LO SCANDALO DELLE DISUGUAGLIANZE E LA IRRAGIONEVOLEZZA DELLA POLITICA

L'OPINIONE DELL'AVV. GUARNERA. «Solo 85 persone possiedono la stessa ricchezza di 3 miliardi di abitanti del pianeta, e tutte assieme riescono ad accumulare, ogni giorno, 700 milioni di dollari che si aggiungono ai loro patrimoni. Il dato è raccapricciante!»

LO SCANDALO DELLE DISUGUAGLIANZE E LA IRRAGIONEVOLEZZA DELLA POLITICA
Foto di Tumisu da Pixabay

Viviamo un'epoca di crescente fanatismo, che coinvolge tutti gli aspetti della vita umana, sia  collettiva che individuale. La brama di accumulare denaro, la corruzione e l'occupazione del potere inteso come privilegio, costituiscono le linee guida dell'agire economico e politico.
La ricchezza è sempre più concentrata in poche mani, e il capitalismo finanziario e commerciale si costituisce in lobby che condizionano le decisioni dei governi.
Ciò restringe di fatto la democrazia.

Solo 85 persone possiedono la stessa ricchezza di 3 miliardi di abitanti del pianeta, e tutte assieme riescono ad accumulare, ogni giorno, 700 milioni di dollari che si aggiungono ai loro patrimoni.
Il dato è raccapricciante!

Vi è uno svuotamento progressivo del ruolo degli organismi internazionali, dei governi, e delle grandi decisioni politiche. La democrazia è sempre più formale, sostituita di fatto da una crescente pluocrazia.
La disuguaglianza è diventata una questione drammatica.
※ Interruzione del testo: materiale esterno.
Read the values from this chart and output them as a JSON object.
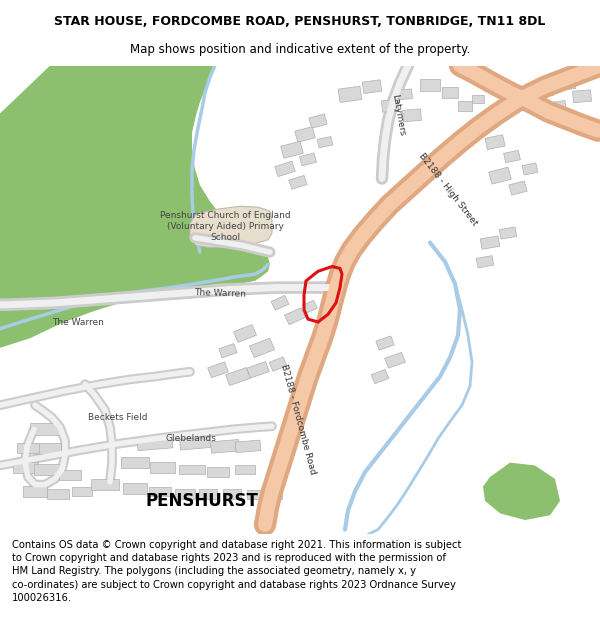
{
  "title_line1": "STAR HOUSE, FORDCOMBE ROAD, PENSHURST, TONBRIDGE, TN11 8DL",
  "title_line2": "Map shows position and indicative extent of the property.",
  "footer": "Contains OS data © Crown copyright and database right 2021. This information is subject to Crown copyright and database rights 2023 and is reproduced with the permission of HM Land Registry. The polygons (including the associated geometry, namely x, y co-ordinates) are subject to Crown copyright and database rights 2023 Ordnance Survey 100026316.",
  "title_fontsize": 9.0,
  "subtitle_fontsize": 8.5,
  "footer_fontsize": 7.2,
  "road_main_color": "#f5c8a8",
  "road_main_edge": "#e0a880",
  "road_minor_color": "#f0f0f0",
  "road_minor_edge": "#cccccc",
  "green_color": "#8dc06e",
  "water_color": "#a8cce8",
  "building_color": "#d8d8d8",
  "building_edge": "#b0b0b0",
  "school_color": "#e8dece",
  "plot_outline_color": "#dd1111",
  "white": "#ffffff",
  "map_bg": "#ffffff"
}
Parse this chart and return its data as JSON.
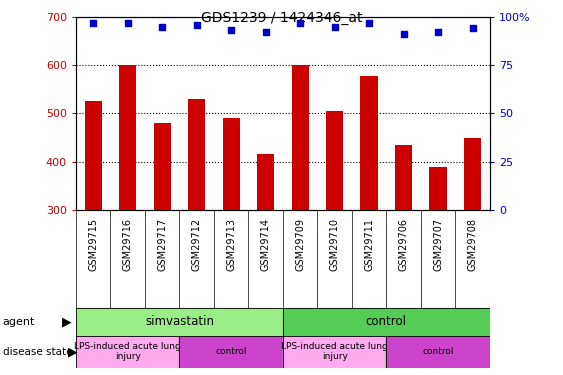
{
  "title": "GDS1239 / 1424346_at",
  "samples": [
    "GSM29715",
    "GSM29716",
    "GSM29717",
    "GSM29712",
    "GSM29713",
    "GSM29714",
    "GSM29709",
    "GSM29710",
    "GSM29711",
    "GSM29706",
    "GSM29707",
    "GSM29708"
  ],
  "counts": [
    525,
    600,
    480,
    530,
    490,
    415,
    600,
    505,
    578,
    435,
    390,
    450
  ],
  "percentile": [
    97,
    97,
    95,
    96,
    93,
    92,
    97,
    95,
    97,
    91,
    92,
    94
  ],
  "ylim_left": [
    300,
    700
  ],
  "ylim_right": [
    0,
    100
  ],
  "yticks_left": [
    300,
    400,
    500,
    600,
    700
  ],
  "yticks_right": [
    0,
    25,
    50,
    75,
    100
  ],
  "bar_color": "#cc0000",
  "dot_color": "#0000cc",
  "bar_width": 0.5,
  "agent_groups": [
    {
      "label": "simvastatin",
      "start": 0,
      "end": 6,
      "color": "#99ee88"
    },
    {
      "label": "control",
      "start": 6,
      "end": 12,
      "color": "#55cc55"
    }
  ],
  "disease_groups": [
    {
      "label": "LPS-induced acute lung\ninjury",
      "start": 0,
      "end": 3,
      "color": "#ffaaee"
    },
    {
      "label": "control",
      "start": 3,
      "end": 6,
      "color": "#cc44cc"
    },
    {
      "label": "LPS-induced acute lung\ninjury",
      "start": 6,
      "end": 9,
      "color": "#ffaaee"
    },
    {
      "label": "control",
      "start": 9,
      "end": 12,
      "color": "#cc44cc"
    }
  ],
  "legend_count_color": "#cc0000",
  "legend_dot_color": "#0000cc",
  "left_label_color": "#cc0000",
  "right_label_color": "#0000cc",
  "xlabel_area_color": "#c8c8c8",
  "fig_width": 5.63,
  "fig_height": 3.75,
  "dpi": 100
}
Scrive l'economista Joseph Stiglitz: "La disuguaglianza è causa, nonché conseguenza, del fallimento del sistema politico, e contribuisce all'instabilità del nostro sistema economico, il quale a sua volta contribuisce ad aumentare la disuguaglianza, in un circolo vizioso che è come una spirale discendente in cui siamo caduti".

Non vedo forze politiche che si facciano seriamente carico di tale problema, con analisi e proposte di soluzione appropriate.
Vi è una sostanziale accettazione di quanto accade, e ci si perde, invece, in misere beghe di potere. I vari incontri e vertici, sia internazionali che nazionali, sono sempre più occasione per una mondana ed oscena pantomima.
Spero tanto che un giorno i diseredati della terra e le giovani generazioni prendano coscienza di quanto accade, e facciano una grande rivoluzione, che nasca da una rinnovata consapevolezza, da nuovi valori, e sia all'insegna della non violenza.

Perché l'essere umano, oltre a quella che viene definita "crescita economica", ha bisogno di speranza, di felicità, di amore.